Here’s what President Obama’s climate change page looked like this morning:
And here’s what it looks like now:
Scientists and professors around the country had been rushing to download and rehost as much government science as was possible before the transition, based on a fear that Trump’s administration would neglect or outright delete government information, databases, and web applications about science. Last week, the Radio Motherboard podcast recorded an episode about these efforts, which you can listen to below, or anywhere you listen to podcasts.
The Internet Archive, too, has been keeping a close watch on the White House website; President Obama’s climate change page had been archived every single day in January.
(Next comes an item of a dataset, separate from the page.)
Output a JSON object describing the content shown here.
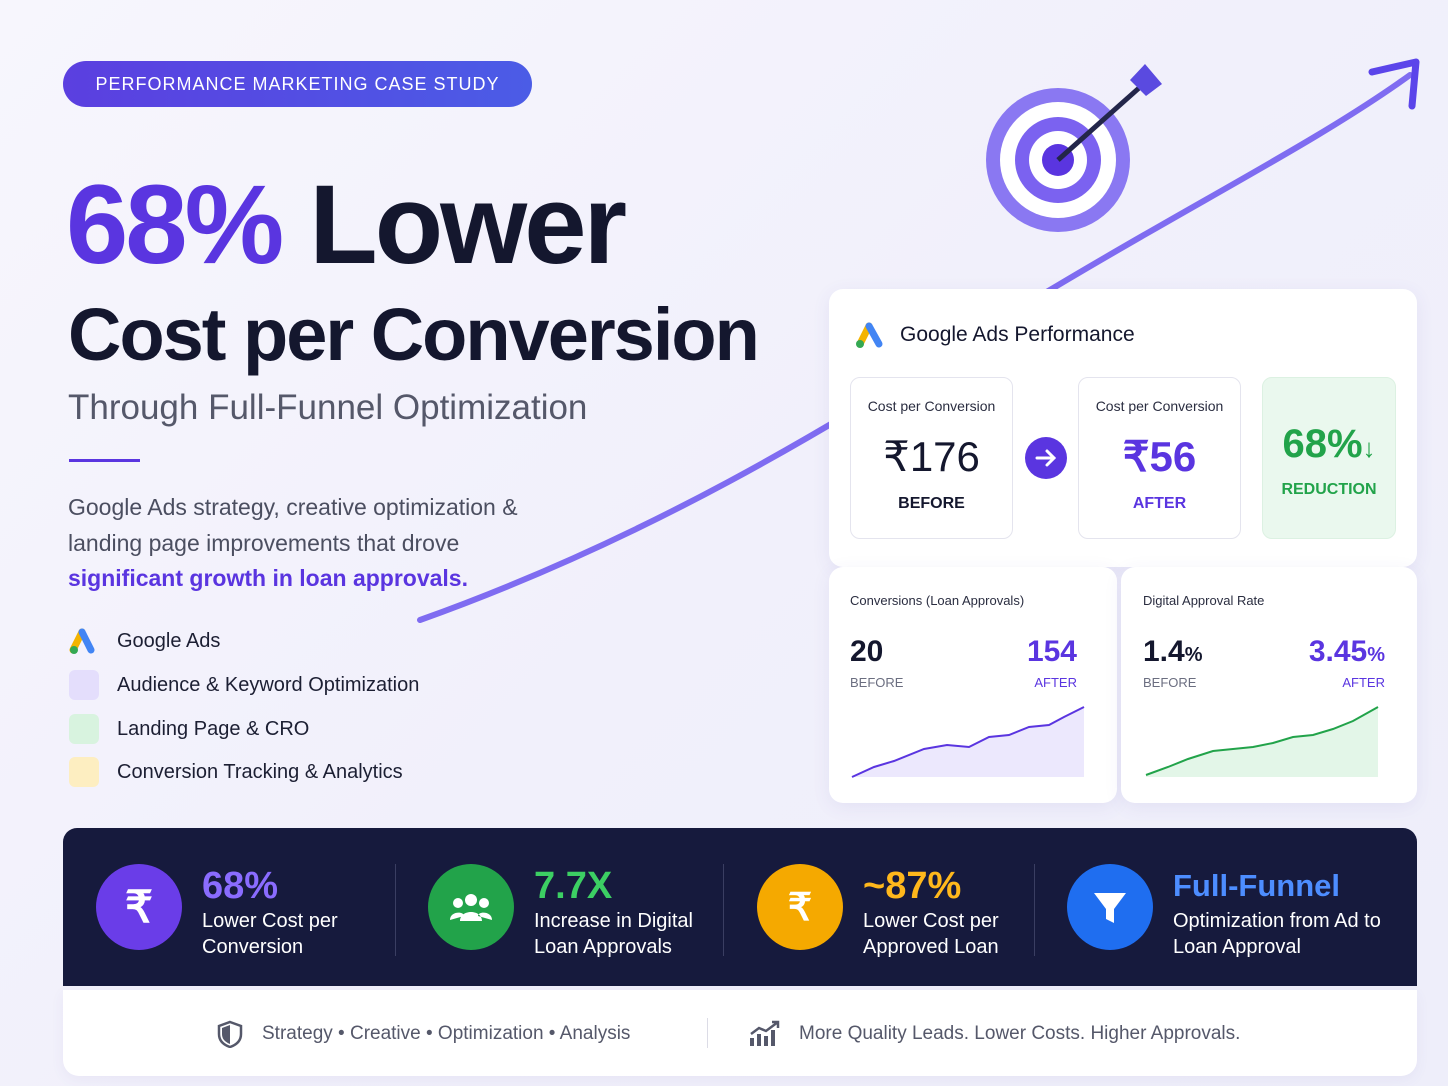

So far, nothing on the Environmental Protection Agency’s website has changed under Trump, but a report earlier this week from Inside EPA, a newsletter and website that reports on the agency, suggested that pages about climate are destined to be cut within the first few weeks of his presidency.
Scientists I’ve spoken to who are archiving websites say they expect scientific data on the NASA, NOAA, Department of Energy, and EPA websites to be neglected or deleted eventually. They say they don’t expect agency sites to be updated immediately, but expect it to play out over the course of months. This sort of low-key data destruction might not be the type of censorship people typically think about, but scientists are treating it as such.
“When I stereotypically think of censorship, I don’t necessarily think of data being deleted, but I think of spectacular instances of book burning—that’s censorship,” Bethany Wiggin, a professor at the University of Pennsylvania who has been archiving data told me. “But actually, it happens much more in subtle ways and it’s not always so black and white.”